The less you spend on a computer, the more likely it'll break. Go for the higher-end Pro/business-grade model because the hardware will be better and won't get frustrating early down the road. The computer you want is close to $1500 to $2000...unless it's a Chromebook. We all need to reset our expectations for Windows and Mac products. Overall, it's gonna cost more than you wanna pay, but it'll be worth it in the long run. If money is especially tight, a Chromebook refurbished with some DIY upgrades could also work out.
Damon gets a popup message "PDF Printer not initialized" when he tries to create a PDF in Windows. Leo says that a PDF printer will simulate a printer to create a digital document, and it sounds like Windows may have broken it in a recent update. Type Windows+KS to go into Windows features (or Windows key, type Windows Features). Turn it off. Then on. Then look for a check box for printing to PDF. Turn it off. Then go back in and turn it back on. That will reenable the Windows Print to PDF drivers.
If you have yet to buy your first computer, you will want to have a specific purpose upon finally receiving or buying one. Having a purpose will drive motivation, fun, and gratification while also building other computer skills in the process. A nice choice for a computer newbie would actually be an Apple iPad, which is only $329 and relatively easy to navigate. From there, your understanding can translate to other computer operating systems like macOS or even Windows. Avoid old laptops though, as troubleshooting and sluggishness will frustrate you more than necessary.
David (the Laptop Elf) is trying to get some data off a 2011 Macbook, which has a dying hard drive. He pulled the hard drive and now has to connect it to her new Windows computer and transfer the data. But the MacBook uses iPhoto, and it has a single file with all the images balled up together. Sort of. R/C the iPhoto data file, and you'll be able to open it as a folder. You'll then see all the original images and transfer them over with a simple drag and drop.
Marie got a new computer and gifted her old PC to her sister. She formatted the hard drive, reinstalled windows, and a few extra programs. Now she's getting an "unusual login activity" warning. Leo says that Marie needs to create a separate account for her sister. That will avoid the warning. But those other programs may have limitations on the number of users as well. Microsoft 365, for instance, can only be used for 1,2 or 5 users, depending on your level. In the Windows control panel, under accounts, family, and other users, and add an account there.
Don wants to know if it's too late to upgrade from Windows 7 to Windows 10 for free. Leo says that technically it is, but they never turned off the free servers, so you can still upgrade for free. They just don't talk about it.

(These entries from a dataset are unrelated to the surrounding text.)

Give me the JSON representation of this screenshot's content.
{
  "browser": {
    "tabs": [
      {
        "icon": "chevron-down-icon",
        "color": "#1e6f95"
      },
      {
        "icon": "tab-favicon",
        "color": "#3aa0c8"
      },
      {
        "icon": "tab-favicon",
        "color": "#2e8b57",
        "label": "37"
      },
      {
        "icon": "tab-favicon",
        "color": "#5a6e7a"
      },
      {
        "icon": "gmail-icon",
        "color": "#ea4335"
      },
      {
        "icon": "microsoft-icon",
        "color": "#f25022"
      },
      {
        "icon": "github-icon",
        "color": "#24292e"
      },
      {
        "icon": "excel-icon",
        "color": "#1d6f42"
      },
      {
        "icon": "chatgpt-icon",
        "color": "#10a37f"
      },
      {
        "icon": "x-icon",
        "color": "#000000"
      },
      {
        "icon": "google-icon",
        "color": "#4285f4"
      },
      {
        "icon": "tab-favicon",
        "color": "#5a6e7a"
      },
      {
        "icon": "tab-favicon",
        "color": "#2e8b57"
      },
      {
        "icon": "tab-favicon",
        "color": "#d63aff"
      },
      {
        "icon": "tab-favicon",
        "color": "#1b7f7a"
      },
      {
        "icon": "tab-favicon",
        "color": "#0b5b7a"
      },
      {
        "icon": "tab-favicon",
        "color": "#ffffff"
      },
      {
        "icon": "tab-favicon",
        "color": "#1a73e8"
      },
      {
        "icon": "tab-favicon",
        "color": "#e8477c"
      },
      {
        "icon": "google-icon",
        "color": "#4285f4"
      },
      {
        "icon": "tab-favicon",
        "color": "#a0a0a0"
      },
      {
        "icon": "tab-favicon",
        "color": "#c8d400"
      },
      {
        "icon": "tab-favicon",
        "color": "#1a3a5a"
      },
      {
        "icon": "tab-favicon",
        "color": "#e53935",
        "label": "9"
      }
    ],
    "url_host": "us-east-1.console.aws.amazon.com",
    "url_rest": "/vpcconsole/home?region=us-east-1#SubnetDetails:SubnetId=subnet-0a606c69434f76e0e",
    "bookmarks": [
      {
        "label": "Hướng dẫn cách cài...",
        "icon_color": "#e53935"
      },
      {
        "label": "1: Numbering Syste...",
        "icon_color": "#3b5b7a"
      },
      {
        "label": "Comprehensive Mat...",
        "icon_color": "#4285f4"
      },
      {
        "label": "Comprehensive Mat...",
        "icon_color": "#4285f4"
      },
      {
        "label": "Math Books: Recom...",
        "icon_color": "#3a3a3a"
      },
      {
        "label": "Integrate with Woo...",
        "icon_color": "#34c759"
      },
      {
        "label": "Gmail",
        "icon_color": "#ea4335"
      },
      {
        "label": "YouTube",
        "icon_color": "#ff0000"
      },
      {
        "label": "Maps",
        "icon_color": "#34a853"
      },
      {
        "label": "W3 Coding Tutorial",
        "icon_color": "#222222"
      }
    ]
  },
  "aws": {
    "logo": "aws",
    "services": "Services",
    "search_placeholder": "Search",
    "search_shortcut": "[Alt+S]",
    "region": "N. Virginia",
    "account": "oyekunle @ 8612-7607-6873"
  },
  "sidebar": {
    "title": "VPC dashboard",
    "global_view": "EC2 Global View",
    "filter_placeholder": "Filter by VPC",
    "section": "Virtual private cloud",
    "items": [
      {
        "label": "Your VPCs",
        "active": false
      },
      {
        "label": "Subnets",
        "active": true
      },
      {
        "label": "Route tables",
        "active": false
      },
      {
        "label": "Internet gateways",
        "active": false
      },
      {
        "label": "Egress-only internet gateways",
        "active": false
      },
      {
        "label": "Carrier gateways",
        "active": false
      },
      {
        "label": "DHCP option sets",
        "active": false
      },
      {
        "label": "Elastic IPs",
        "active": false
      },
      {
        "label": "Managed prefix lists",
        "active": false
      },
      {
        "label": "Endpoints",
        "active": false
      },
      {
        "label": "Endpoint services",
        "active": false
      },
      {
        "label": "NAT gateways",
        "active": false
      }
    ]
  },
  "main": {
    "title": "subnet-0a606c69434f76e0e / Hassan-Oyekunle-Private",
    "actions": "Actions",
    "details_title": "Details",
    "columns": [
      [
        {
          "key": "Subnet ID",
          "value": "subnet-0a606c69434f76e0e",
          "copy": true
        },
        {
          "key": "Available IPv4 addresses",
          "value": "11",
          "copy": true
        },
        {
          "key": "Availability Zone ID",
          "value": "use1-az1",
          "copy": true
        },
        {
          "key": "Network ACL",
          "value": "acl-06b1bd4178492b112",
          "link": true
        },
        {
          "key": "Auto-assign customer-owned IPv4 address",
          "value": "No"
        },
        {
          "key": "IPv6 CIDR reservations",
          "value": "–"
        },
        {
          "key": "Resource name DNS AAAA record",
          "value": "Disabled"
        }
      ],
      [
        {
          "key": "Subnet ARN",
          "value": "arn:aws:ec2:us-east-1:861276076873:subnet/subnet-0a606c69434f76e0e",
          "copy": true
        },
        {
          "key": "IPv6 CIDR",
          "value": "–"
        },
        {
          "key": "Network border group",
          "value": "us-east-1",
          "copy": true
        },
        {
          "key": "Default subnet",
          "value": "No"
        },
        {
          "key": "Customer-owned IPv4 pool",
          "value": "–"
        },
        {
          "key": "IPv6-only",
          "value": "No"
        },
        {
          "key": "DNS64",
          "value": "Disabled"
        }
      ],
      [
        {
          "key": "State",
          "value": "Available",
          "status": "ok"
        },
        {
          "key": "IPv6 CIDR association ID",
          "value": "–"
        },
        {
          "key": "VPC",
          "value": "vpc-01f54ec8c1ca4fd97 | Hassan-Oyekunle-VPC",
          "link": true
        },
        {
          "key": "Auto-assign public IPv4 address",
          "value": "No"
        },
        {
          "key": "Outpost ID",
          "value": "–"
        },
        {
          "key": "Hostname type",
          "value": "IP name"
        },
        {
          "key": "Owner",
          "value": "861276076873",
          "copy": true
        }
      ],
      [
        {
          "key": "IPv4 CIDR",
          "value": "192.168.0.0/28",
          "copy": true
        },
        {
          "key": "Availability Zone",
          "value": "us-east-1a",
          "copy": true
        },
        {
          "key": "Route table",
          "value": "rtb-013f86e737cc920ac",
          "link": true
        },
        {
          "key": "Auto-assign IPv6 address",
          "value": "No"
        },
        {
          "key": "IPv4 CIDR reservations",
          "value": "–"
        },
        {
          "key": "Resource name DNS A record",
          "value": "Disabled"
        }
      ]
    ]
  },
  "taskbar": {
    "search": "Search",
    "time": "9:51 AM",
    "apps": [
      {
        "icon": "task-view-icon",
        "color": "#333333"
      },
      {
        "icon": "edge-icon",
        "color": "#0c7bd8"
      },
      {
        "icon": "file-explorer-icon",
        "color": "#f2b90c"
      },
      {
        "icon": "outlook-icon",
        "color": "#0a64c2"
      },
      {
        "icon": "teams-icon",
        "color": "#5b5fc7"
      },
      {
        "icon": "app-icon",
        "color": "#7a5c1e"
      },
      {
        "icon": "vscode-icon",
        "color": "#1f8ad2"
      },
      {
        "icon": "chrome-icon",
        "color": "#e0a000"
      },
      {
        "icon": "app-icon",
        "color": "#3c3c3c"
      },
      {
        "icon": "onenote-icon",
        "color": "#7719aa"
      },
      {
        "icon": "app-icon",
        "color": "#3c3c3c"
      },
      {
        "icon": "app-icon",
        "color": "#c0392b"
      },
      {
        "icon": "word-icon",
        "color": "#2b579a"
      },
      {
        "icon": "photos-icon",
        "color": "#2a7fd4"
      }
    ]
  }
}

Susan's windows screen also goes jumping around. Leo says that it could be several things. The first thing to fail in a laptop is the thin ribbon cable that runs from the computer section to the folding screen. It's a common problem. It could also be the video drivers or some other software issue. Try booting into Safe Mode and see if you can replicate the issue. If there's no problem, it's a driver issue. Remove the driver and reboot. Windows will reinstall the driver, and it should fix the problem. If it doesn't, you can get a USB with Linux (Ubuntu.org) and then reboot it.
Dylan likes to play video games, and his new laptop has a broken keyboard. Leo says that sounds like a factory defect that needs to be addressed by the manufacturer. Dylan can plug a USB keyboard into it in the short term, and it will replace the keyboard on the laptop. Dylan tried that, and that's when the keyboard stopped working. Leo says that it sounds like the laptop keyboard got disabled in Windows. He recommends going into device manager (Windows Key + X, device manager). Look for the keyboards section and make sure your standard keyboard hasn't been disabled.
Heather calls in to talk about a client who got bit by a browser hijack. Leo says the first thing to do is get him off Windows, where he's most vulnerable. If that's not an option, get him to run as a standard or limited user and not an administrator. The browser hijack and malware can't install themselves as a standard user.
Why does her client keep getting hit over and over? Leo says it's because of his behavior. They keep repeating the same behavior that causes them to get hit. The key is to change the user behavior. That's the only way it will stop.
Larry is having an issue where the computer he built is suddenly freezing up and not letting it reboot. So he's gotten into the habit of using a bootable backup. But now he can't get the computer to boot back up. Leo says that most problems like this can be solved by just reinstalling Windows from scratch and starting over. But if it's freezing during the boot, then it could be a host of things, including cabling. One key is to wait for the "beeps," or Power On Self Test (POST). If it beeps, that indicates an issue. Also, pull out your dedicated video card and try rebooting.